Constrained supply and bubbling demand are combining to drive up prices of key electric vehicle inputs, with many of the factors behind this bullish trend set to endure into 2022.

Lithium, or ‘white gold,’ is leading the pack: lithium carbonate prices spiked more than 400% over the course of 2021, with lithium hydroxide up 250% over the same period (numbers based on average seaborne trade, as the alkali metal does not have a spot market). S&P Global Market Intelligence estimates 2021 lithium chemical supply at 497,000 mt; in 2022, the number is expected to rise to 636,000 mt. However, markets are expected to remain tight as demand is also expected to rise, from 504,000 mt in 2021 to 641,000 mt in 2022. The resulting deficit of approximately 5,000 mt implies sustained price momentum in the year ahead. (Lithium markets were in surplus to the tune of 66,000 mt in 2020, and a deficit of 8,000 mt in 2021).

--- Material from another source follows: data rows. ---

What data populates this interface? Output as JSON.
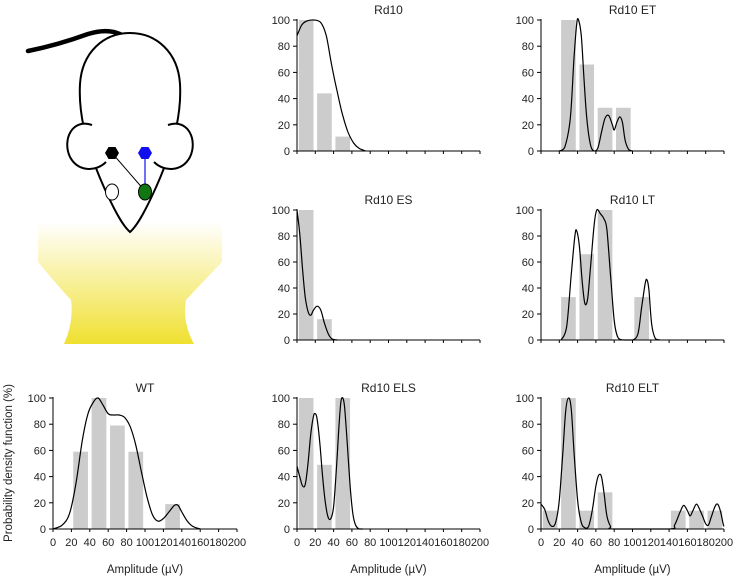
{
  "figure": {
    "ylabel": "Probability density function (%)",
    "xlabel": "Amplitude (µV)",
    "illustration": "mouse-head-schematic-icon",
    "colors": {
      "bars": "#cccccc",
      "curve": "#000000",
      "light": "#f0e030",
      "marker_black": "#000000",
      "marker_blue": "#1010ee",
      "marker_green": "#117711"
    }
  },
  "chart_data": [
    {
      "type": "bar",
      "title": "Rd10",
      "xlim": [
        0,
        200
      ],
      "ylim": [
        0,
        100
      ],
      "xticks": [],
      "yticks": [
        0,
        20,
        40,
        60,
        80,
        100
      ],
      "bin_width": 16,
      "bars": [
        {
          "x": 10,
          "y": 100
        },
        {
          "x": 30,
          "y": 44
        },
        {
          "x": 50,
          "y": 11
        }
      ],
      "curve": [
        [
          0,
          88
        ],
        [
          5,
          96
        ],
        [
          10,
          99
        ],
        [
          18,
          100
        ],
        [
          26,
          98
        ],
        [
          32,
          88
        ],
        [
          38,
          65
        ],
        [
          44,
          45
        ],
        [
          50,
          27
        ],
        [
          56,
          14
        ],
        [
          62,
          6
        ],
        [
          68,
          2
        ],
        [
          75,
          0
        ]
      ]
    },
    {
      "type": "bar",
      "title": "Rd10 ET",
      "xlim": [
        0,
        200
      ],
      "ylim": [
        0,
        100
      ],
      "xticks": [],
      "yticks": [
        0,
        20,
        40,
        60,
        80,
        100
      ],
      "bin_width": 16,
      "bars": [
        {
          "x": 30,
          "y": 100
        },
        {
          "x": 50,
          "y": 66
        },
        {
          "x": 70,
          "y": 33
        },
        {
          "x": 90,
          "y": 33
        }
      ],
      "curve": [
        [
          20,
          0
        ],
        [
          26,
          3
        ],
        [
          32,
          25
        ],
        [
          36,
          70
        ],
        [
          39,
          97
        ],
        [
          41,
          100
        ],
        [
          44,
          88
        ],
        [
          47,
          55
        ],
        [
          50,
          25
        ],
        [
          54,
          5
        ],
        [
          58,
          0
        ],
        [
          62,
          2
        ],
        [
          66,
          14
        ],
        [
          70,
          25
        ],
        [
          74,
          27
        ],
        [
          78,
          20
        ],
        [
          80,
          16
        ],
        [
          83,
          22
        ],
        [
          86,
          26
        ],
        [
          89,
          22
        ],
        [
          92,
          8
        ],
        [
          96,
          1
        ],
        [
          100,
          0
        ]
      ]
    },
    {
      "type": "bar",
      "title": "Rd10 ES",
      "xlim": [
        0,
        200
      ],
      "ylim": [
        0,
        100
      ],
      "xticks": [],
      "yticks": [
        0,
        20,
        40,
        60,
        80,
        100
      ],
      "bin_width": 16,
      "bars": [
        {
          "x": 10,
          "y": 100
        },
        {
          "x": 30,
          "y": 16
        }
      ],
      "curve": [
        [
          0,
          100
        ],
        [
          3,
          82
        ],
        [
          6,
          55
        ],
        [
          9,
          33
        ],
        [
          12,
          22
        ],
        [
          15,
          19
        ],
        [
          18,
          23
        ],
        [
          22,
          26
        ],
        [
          26,
          23
        ],
        [
          30,
          13
        ],
        [
          34,
          5
        ],
        [
          38,
          1
        ],
        [
          44,
          0
        ]
      ]
    },
    {
      "type": "bar",
      "title": "Rd10 LT",
      "xlim": [
        0,
        200
      ],
      "ylim": [
        0,
        100
      ],
      "xticks": [],
      "yticks": [
        0,
        20,
        40,
        60,
        80,
        100
      ],
      "bin_width": 16,
      "bars": [
        {
          "x": 30,
          "y": 33
        },
        {
          "x": 50,
          "y": 66
        },
        {
          "x": 70,
          "y": 100
        },
        {
          "x": 110,
          "y": 33
        }
      ],
      "curve": [
        [
          22,
          0
        ],
        [
          28,
          10
        ],
        [
          33,
          50
        ],
        [
          37,
          80
        ],
        [
          39,
          84
        ],
        [
          42,
          72
        ],
        [
          45,
          45
        ],
        [
          48,
          28
        ],
        [
          51,
          32
        ],
        [
          54,
          55
        ],
        [
          58,
          88
        ],
        [
          61,
          100
        ],
        [
          65,
          97
        ],
        [
          69,
          93
        ],
        [
          72,
          85
        ],
        [
          76,
          50
        ],
        [
          80,
          15
        ],
        [
          84,
          2
        ],
        [
          90,
          0
        ],
        [
          100,
          0
        ],
        [
          106,
          5
        ],
        [
          110,
          25
        ],
        [
          114,
          44
        ],
        [
          116,
          46
        ],
        [
          118,
          38
        ],
        [
          121,
          12
        ],
        [
          125,
          1
        ],
        [
          130,
          0
        ]
      ]
    },
    {
      "type": "bar",
      "title": "WT",
      "xlim": [
        0,
        200
      ],
      "ylim": [
        0,
        100
      ],
      "xticks": [
        0,
        20,
        40,
        60,
        80,
        100,
        120,
        140,
        160,
        180,
        200
      ],
      "yticks": [
        0,
        20,
        40,
        60,
        80,
        100
      ],
      "bin_width": 16,
      "bars": [
        {
          "x": 30,
          "y": 59
        },
        {
          "x": 50,
          "y": 100
        },
        {
          "x": 70,
          "y": 79
        },
        {
          "x": 90,
          "y": 59
        },
        {
          "x": 130,
          "y": 19
        }
      ],
      "curve": [
        [
          0,
          0
        ],
        [
          10,
          3
        ],
        [
          18,
          12
        ],
        [
          25,
          35
        ],
        [
          32,
          68
        ],
        [
          38,
          88
        ],
        [
          44,
          97
        ],
        [
          49,
          100
        ],
        [
          54,
          95
        ],
        [
          60,
          88
        ],
        [
          66,
          87
        ],
        [
          72,
          87
        ],
        [
          78,
          85
        ],
        [
          84,
          78
        ],
        [
          90,
          64
        ],
        [
          96,
          44
        ],
        [
          102,
          25
        ],
        [
          108,
          11
        ],
        [
          114,
          6
        ],
        [
          120,
          8
        ],
        [
          126,
          13
        ],
        [
          132,
          18
        ],
        [
          136,
          18
        ],
        [
          140,
          13
        ],
        [
          146,
          6
        ],
        [
          152,
          2
        ],
        [
          160,
          0
        ]
      ]
    },
    {
      "type": "bar",
      "title": "Rd10 ELS",
      "xlim": [
        0,
        200
      ],
      "ylim": [
        0,
        100
      ],
      "xticks": [
        0,
        20,
        40,
        60,
        80,
        100,
        120,
        140,
        160,
        180,
        200
      ],
      "yticks": [
        0,
        20,
        40,
        60,
        80,
        100
      ],
      "bin_width": 16,
      "bars": [
        {
          "x": 10,
          "y": 100
        },
        {
          "x": 30,
          "y": 49
        },
        {
          "x": 50,
          "y": 100
        }
      ],
      "curve": [
        [
          0,
          48
        ],
        [
          3,
          40
        ],
        [
          6,
          33
        ],
        [
          9,
          34
        ],
        [
          12,
          50
        ],
        [
          15,
          72
        ],
        [
          18,
          86
        ],
        [
          20,
          88
        ],
        [
          22,
          84
        ],
        [
          25,
          65
        ],
        [
          28,
          40
        ],
        [
          31,
          20
        ],
        [
          34,
          9
        ],
        [
          37,
          8
        ],
        [
          40,
          17
        ],
        [
          43,
          45
        ],
        [
          46,
          80
        ],
        [
          48,
          97
        ],
        [
          50,
          100
        ],
        [
          52,
          93
        ],
        [
          55,
          65
        ],
        [
          58,
          33
        ],
        [
          61,
          12
        ],
        [
          64,
          3
        ],
        [
          68,
          0
        ],
        [
          72,
          0
        ]
      ]
    },
    {
      "type": "bar",
      "title": "Rd10 ELT",
      "xlim": [
        0,
        200
      ],
      "ylim": [
        0,
        100
      ],
      "xticks": [
        0,
        20,
        40,
        60,
        80,
        100,
        120,
        140,
        160,
        180,
        200
      ],
      "yticks": [
        0,
        20,
        40,
        60,
        80,
        100
      ],
      "bin_width": 16,
      "bars": [
        {
          "x": 10,
          "y": 14
        },
        {
          "x": 30,
          "y": 100
        },
        {
          "x": 50,
          "y": 14
        },
        {
          "x": 70,
          "y": 28
        },
        {
          "x": 150,
          "y": 14
        },
        {
          "x": 170,
          "y": 14
        },
        {
          "x": 190,
          "y": 14
        }
      ],
      "curve": [
        [
          0,
          19
        ],
        [
          4,
          15
        ],
        [
          8,
          6
        ],
        [
          12,
          2
        ],
        [
          16,
          5
        ],
        [
          20,
          22
        ],
        [
          24,
          60
        ],
        [
          27,
          90
        ],
        [
          30,
          100
        ],
        [
          33,
          92
        ],
        [
          36,
          60
        ],
        [
          40,
          22
        ],
        [
          44,
          5
        ],
        [
          48,
          1
        ],
        [
          52,
          2
        ],
        [
          56,
          14
        ],
        [
          60,
          33
        ],
        [
          63,
          41
        ],
        [
          66,
          40
        ],
        [
          69,
          27
        ],
        [
          72,
          10
        ],
        [
          76,
          2
        ],
        [
          80,
          0
        ],
        [
          140,
          0
        ],
        [
          146,
          3
        ],
        [
          152,
          13
        ],
        [
          156,
          18
        ],
        [
          160,
          14
        ],
        [
          163,
          10
        ],
        [
          166,
          14
        ],
        [
          170,
          19
        ],
        [
          174,
          14
        ],
        [
          177,
          9
        ],
        [
          180,
          4
        ],
        [
          183,
          3
        ],
        [
          186,
          9
        ],
        [
          190,
          17
        ],
        [
          193,
          19
        ],
        [
          196,
          14
        ],
        [
          199,
          4
        ],
        [
          200,
          2
        ]
      ]
    }
  ]
}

Broadly, this aligns with longstanding forecasts predicting lithium supply and demand to boom on green transitioning policy initiatives around the world, with a distinct possibility of demand outpacing capital-intensive supply relief. In terms of the latter, one supply story to keep an eye on in 2022 is left-wing president-elect Gabriel Boric’s efforts to regulate the lithium industry in Chile, a country that accounts for nearly one quarter of global supply. Boric has recently mooted the possibility of establishing a state-owned lithium corporation, and the royalty regime for private operators is widely expected to be dramatically altered in the years ahead (either by Boric’s administration or the ongoing constitutional reform process).